Late last month, Pfizer approached AstraZeneca again to try to restart discussions. AstraZeneca declined, prompting a new offer from Pfizer on May 2 of more than $105 billion. AstraZeneca responded that the new offer and its terms—including the large portion that would be in Pfizer shares—continue to undervalue the company.
Pfizer CEO Ian Read argues that a merger would strengthen the combined company’s “innovative core” as well as its product portfolio, particularly in the areas of oncology, inflammation, and cardiovascular health. Read points to recent drug development advances by both companies, the opportunity to build world-scale businesses, and an excellent strategic fit as reasons for his firm’s renewed interest.

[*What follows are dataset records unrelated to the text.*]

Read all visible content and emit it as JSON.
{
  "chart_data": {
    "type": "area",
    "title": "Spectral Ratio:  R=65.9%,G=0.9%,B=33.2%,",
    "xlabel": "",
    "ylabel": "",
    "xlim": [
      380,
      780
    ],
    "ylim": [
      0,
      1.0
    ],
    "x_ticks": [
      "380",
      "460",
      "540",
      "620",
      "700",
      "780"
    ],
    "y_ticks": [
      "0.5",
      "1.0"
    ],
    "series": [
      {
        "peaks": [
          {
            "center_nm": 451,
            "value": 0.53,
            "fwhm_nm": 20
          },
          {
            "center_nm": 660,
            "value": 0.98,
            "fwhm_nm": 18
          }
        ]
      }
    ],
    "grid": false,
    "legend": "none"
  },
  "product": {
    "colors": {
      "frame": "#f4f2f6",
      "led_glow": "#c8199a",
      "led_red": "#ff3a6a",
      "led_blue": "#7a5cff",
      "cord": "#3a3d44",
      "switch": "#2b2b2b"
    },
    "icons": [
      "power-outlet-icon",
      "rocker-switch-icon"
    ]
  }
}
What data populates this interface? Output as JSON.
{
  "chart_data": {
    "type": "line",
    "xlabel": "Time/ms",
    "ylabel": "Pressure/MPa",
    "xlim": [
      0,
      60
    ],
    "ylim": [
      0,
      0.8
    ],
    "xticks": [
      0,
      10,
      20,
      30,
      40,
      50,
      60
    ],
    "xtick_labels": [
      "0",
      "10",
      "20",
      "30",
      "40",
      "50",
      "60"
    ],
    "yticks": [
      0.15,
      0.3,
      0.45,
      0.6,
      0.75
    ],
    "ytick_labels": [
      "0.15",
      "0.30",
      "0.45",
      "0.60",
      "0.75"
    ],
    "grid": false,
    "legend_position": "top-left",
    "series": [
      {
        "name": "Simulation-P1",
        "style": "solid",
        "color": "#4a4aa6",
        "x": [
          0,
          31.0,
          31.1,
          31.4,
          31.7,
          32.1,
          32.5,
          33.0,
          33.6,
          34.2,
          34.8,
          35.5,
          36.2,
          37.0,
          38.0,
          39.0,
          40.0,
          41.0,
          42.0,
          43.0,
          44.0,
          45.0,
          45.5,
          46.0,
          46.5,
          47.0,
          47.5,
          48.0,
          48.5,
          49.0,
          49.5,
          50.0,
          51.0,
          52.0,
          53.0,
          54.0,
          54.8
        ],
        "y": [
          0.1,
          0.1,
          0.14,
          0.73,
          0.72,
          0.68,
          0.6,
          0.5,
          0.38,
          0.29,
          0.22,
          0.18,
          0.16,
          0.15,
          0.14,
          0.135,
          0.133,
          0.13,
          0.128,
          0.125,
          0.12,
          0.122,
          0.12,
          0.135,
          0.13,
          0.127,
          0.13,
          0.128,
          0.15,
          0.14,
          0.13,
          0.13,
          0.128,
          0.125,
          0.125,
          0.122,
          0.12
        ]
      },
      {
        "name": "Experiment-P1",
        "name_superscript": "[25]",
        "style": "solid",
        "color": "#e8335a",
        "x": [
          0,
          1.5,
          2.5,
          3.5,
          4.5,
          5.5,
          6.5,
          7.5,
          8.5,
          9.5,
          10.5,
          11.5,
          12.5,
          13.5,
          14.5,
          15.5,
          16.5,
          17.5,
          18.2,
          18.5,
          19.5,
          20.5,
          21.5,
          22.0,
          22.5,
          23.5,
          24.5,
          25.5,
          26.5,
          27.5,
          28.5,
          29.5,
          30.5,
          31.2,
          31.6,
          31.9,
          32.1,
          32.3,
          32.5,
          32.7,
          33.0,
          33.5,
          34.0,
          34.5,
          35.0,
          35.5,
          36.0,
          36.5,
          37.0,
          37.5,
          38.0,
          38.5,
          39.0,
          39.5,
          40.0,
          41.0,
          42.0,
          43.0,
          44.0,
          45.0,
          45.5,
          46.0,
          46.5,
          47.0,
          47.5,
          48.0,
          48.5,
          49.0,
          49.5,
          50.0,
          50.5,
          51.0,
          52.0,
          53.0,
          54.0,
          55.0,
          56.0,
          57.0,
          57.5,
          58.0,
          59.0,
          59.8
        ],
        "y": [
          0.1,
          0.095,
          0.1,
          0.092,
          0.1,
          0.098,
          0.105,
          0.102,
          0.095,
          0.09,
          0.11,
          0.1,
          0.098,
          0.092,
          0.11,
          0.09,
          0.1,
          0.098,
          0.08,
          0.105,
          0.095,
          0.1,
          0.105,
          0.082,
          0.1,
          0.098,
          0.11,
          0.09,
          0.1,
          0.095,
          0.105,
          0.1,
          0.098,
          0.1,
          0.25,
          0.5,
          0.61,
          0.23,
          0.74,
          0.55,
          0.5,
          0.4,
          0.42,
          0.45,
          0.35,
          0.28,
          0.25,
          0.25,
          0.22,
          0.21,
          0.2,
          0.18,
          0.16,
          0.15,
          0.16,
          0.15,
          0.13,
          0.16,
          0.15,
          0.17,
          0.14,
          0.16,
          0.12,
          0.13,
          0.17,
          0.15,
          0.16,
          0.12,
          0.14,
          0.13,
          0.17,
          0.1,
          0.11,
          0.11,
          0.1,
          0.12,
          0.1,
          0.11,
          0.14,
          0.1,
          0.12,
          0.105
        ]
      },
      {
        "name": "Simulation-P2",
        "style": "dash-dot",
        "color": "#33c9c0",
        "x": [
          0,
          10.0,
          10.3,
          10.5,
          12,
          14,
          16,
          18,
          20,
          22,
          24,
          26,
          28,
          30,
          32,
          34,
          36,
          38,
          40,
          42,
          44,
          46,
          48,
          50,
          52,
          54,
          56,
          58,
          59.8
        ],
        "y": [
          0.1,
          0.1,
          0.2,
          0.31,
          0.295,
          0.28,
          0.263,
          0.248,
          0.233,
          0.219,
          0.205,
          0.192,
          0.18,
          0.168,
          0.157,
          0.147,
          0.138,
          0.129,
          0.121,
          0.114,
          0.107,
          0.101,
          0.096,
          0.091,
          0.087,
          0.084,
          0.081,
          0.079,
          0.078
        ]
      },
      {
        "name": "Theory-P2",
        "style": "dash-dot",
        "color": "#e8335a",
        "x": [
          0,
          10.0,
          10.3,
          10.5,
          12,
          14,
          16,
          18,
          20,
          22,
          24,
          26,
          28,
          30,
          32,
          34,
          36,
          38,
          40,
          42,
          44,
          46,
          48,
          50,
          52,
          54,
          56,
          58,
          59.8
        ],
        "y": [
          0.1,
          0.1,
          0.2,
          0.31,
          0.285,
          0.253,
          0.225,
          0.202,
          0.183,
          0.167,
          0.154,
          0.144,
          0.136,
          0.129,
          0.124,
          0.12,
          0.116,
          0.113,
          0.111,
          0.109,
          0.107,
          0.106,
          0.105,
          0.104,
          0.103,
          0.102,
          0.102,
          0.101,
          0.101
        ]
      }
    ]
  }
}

In a letter to British Prime Minister David Cameron, Read tried to assure U.K. political leaders that an acquisition of AstraZeneca wouldn’t jeopardize the country’s pharmaceutical industry. “We recognize that our approach may create uncertainty for the UK government and scientific community given the strategic importance of life sciences to the government’s industrial strategy and the significance of the transaction,” Read wrote.
He pledged that Pfizer would employ a minimum of 20% of the combined company’s total R&D workforce in the U.K. and look to locate manufacturing operations of the combined firm there. He also said Pfizer would complete construction of AstraZeneca’s planned R&D and headquarters campus in Cambridge, England, and base key scientific leadership in the U.K.
In the letter, Read said Pfizer is committed to establishing the combined company’s corporate and tax residence in the U.K. rather than the U.S. Indeed, the tax implications of the proposed deal are garnering much of the financial community’s attention.
“It would have been very detrimental to the deal to bring AstraZeneca profits, which are taxed differently from the U.S., into the U.S. tax jurisdiction, which is why we opted for a domicile in the U.K.,” Read explained to the media in a conference call.
It’s not clear how the U.S. government would view such an “inversion,” or switching of potentially all of Pfizer’s tax liability to a lower U.K. rate. Noting that other U.S. companies have similarly moved offshore for tax reasons, ISI Group analyst Mark Schoenebaum wondered, in his firm’s own conference call on the news, whether Pfizer’s move would be “the inversion to end all inversions.”
Read responded to the issue by suggesting that “this transaction will make us a stronger company and give us greater ability to invest. Investment goes to places that have great science and really well-educated work forces, so I don’t believe it should be any concern to the U.S. government that we’re becoming a stronger company and more competitive on a global scale.”
Read also pointed to operational and financial synergies that would benefit a combined company. Schoenebaum suggested that Pfizer, which cut costs significantly when it acquired Wyeth in 2009, might trim at least 35% of expenses at AstraZeneca. British politicians are no doubt aware of Pfizer’s 2011 decision to close its research center in Sandwich, England, a move that cost more than 2,000 jobs.